The paper was itself posted to HN a few days ago. Discussion here:

https://news.ycombinator.com/item?id=12048223

norswap · on July 12, 2016

Personally, I see this as entirely positive. Note the law doesn't preclude automated decision making, it requires explanation of the decision process (which then has to be based on lawful criteria). This is what "fighting against evil IAs" looks like in the real world.

nraynaud · on July 12, 2016

I think there is something very good in that, we are training neural nets to be racist, maybe demanding what's in the box is a good way to limit that.

iraphael · on July 12, 2016

I'm pretty sure these kinds of regulations have existed in the US for a while too. According to [1], having an algorithm be interpretable (which NNs aren't) is a legal requirement in any financial decisions subject to anti-discrimination laws.

In this case, it doesn't necessarily mean there will be a HUGE CLASH. We will either turn to more interpretable AI, or continue developing more and more interpretability techniques for deep learning, which has been an area of very active research in the recent years.

[1] https://www.cs.princeton.edu/picasso/mats/Book_Schapire.pdf page 664

Zak · on July 12, 2016

I'm not sure if anti-discrimination laws require that the outcome be explainable as long as none of the inputs involve legally protected classes.

dragonwriter · on July 12, 2016

> I'm not sure if anti-discrimination laws require that the outcome be explainable as long as none of the inputs involve legally protected classes.

Yes, in general anti-discrimination law in the US, a disparate impact along a protected axis usually means that a decision must be justified on some neutral grounds. If there is no disparate impact attached to -- not just no express input related to -- some protected axis of discrimination, then, no, the outcome doesn't need to be explained.

mvitorino · on July 12, 2016

I think the article is drawing conclusions that may not really be the aim of the regulation. Fail to see how one could claim that the decision to show a particular Facebook Ad (or almost any Ad) would "significantly affect" the person. Just because something uses said "AI", does it mean that it would automatically be covered by this legislation.

Now, a self-driving car probably would be...

nitrogen · on July 12, 2016

Echo chambers significantly affect people on a broad scale.

mvitorino · on July 12, 2016

Agree, but you can't really prove someone was affected by an echo chamber, can you? I mean, it only really matters if you can sue someone for damages of some sort, right?

andrewclunn · on July 12, 2016

If the underlying code behind the neural network is open source, and a user has rights to access their own data, then doesn't that comply in every meaningful way?

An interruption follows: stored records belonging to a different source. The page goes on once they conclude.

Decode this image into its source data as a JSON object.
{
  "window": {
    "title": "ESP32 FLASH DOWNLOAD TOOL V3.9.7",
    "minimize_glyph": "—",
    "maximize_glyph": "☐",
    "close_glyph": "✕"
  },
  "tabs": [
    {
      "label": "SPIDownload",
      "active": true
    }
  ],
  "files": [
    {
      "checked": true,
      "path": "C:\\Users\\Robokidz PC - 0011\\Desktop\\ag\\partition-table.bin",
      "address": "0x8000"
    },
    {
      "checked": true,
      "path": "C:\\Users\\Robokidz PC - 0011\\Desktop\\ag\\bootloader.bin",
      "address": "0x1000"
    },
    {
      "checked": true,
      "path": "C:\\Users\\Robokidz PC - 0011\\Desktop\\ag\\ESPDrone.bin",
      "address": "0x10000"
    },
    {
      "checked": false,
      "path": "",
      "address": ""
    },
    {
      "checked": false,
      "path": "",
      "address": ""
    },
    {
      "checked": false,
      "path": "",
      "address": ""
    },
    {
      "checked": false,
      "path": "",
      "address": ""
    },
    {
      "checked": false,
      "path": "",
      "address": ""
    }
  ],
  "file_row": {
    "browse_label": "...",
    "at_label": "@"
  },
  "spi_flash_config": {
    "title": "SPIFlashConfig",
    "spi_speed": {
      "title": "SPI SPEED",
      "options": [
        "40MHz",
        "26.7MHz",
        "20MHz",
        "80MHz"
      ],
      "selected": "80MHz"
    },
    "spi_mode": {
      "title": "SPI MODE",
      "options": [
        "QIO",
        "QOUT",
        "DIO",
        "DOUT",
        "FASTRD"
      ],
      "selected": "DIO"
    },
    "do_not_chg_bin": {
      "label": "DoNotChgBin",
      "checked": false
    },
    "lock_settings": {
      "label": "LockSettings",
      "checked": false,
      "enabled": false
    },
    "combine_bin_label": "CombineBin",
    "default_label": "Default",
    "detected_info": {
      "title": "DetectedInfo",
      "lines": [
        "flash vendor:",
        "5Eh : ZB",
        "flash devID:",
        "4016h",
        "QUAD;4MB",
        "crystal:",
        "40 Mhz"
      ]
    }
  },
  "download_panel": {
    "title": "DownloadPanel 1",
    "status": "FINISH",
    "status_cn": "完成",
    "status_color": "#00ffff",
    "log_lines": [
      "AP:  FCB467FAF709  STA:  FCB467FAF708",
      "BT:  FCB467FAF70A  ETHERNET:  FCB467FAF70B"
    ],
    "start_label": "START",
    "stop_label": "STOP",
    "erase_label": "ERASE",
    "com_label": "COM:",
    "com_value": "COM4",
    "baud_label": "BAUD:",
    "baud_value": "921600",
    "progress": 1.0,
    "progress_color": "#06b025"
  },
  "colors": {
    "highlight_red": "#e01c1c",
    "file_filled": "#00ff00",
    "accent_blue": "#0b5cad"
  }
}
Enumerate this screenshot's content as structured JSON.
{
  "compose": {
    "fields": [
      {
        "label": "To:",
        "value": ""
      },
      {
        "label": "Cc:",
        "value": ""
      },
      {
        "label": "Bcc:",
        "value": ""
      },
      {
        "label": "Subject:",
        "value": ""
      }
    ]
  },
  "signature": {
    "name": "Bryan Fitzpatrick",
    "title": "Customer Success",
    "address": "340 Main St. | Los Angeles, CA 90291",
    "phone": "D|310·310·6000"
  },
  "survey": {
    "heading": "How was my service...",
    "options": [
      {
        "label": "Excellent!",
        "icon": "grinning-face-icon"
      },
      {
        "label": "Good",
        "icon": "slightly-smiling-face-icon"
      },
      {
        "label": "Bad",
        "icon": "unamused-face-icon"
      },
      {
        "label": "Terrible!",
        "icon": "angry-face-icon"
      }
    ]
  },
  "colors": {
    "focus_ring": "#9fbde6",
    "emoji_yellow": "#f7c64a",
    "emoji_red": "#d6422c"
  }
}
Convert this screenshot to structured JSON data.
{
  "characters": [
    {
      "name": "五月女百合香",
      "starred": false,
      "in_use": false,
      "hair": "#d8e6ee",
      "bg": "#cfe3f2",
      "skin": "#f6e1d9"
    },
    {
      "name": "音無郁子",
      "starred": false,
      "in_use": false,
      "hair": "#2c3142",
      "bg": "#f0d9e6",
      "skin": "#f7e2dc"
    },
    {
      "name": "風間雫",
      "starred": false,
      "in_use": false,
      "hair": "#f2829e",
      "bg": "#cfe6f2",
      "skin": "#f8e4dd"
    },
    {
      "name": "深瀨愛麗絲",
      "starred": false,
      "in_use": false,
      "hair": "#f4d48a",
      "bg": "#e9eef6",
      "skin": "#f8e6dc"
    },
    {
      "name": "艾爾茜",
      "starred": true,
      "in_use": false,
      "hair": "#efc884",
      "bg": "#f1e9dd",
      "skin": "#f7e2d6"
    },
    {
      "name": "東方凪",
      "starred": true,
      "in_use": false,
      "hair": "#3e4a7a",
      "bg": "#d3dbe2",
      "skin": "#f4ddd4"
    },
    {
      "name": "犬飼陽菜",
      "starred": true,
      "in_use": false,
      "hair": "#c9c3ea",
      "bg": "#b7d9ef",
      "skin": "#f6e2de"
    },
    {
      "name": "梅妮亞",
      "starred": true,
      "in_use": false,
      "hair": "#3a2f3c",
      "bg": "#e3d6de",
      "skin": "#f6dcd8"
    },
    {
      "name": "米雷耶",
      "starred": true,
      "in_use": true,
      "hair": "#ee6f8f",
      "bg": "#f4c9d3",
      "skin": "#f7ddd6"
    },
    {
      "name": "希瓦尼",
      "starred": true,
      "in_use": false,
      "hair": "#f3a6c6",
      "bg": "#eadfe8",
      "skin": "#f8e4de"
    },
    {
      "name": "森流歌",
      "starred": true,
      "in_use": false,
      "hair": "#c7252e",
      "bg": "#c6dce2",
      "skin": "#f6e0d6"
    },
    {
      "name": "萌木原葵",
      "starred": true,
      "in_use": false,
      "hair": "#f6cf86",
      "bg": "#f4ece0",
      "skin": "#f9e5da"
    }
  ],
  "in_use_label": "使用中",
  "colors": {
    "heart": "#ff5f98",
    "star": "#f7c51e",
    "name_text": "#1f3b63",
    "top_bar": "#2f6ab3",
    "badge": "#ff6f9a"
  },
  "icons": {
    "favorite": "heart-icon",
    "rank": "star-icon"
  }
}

Considering that Facebook has already embraced open source AI and Google has given users near complete control in viewing and purging their history, I think that these companies are already gearing up for compliance.

darkr · on July 12, 2016

They would also need access to the data set the the neural network was trained with.

iwwr · on July 12, 2016

Part of that data may be the personal data of other people, equally bad to hand over. The whole neural net and would have to be deleted, along with any software component, database, cache etc. resulting from that which can personally identify people.

Neural nets trained on personal data may be illegal wholesale, now or very soon.

mring33621 · on July 12, 2016

Illegal? Setting us up for a nice WAR ON INFORMATION, huh?

Illicit NNs will then become VERY valuable.

jbooth · on July 12, 2016

Which then violates the other N-1 people's privacy, right? Why should Guilliame get access to Wilhelm or Guillermo's data?

I bet this conundrum never crossed the minds of any of the people writing the regulation.

IanCal · on July 12, 2016

> I bet this conundrum never crossed the minds of any of the people writing the regulation.

I expect it has, but they feel the ability for people to have an explanation for why they were denied insurance/credit/a job is more important than allowing companies to use processes they can't explain to make important decisions about your life.

blahi · on July 12, 2016

And I bet you haven't trained a model in your life.

You don't need the data. You need the model. And regulations like these are already in effect in the US. In banking, for example, it is prohibited to use protected classes (like race for example) or attributes that highly correlate with them, in your models.

jbooth · on July 12, 2016

What is it with hacker news commenters and assuming other people don't know things?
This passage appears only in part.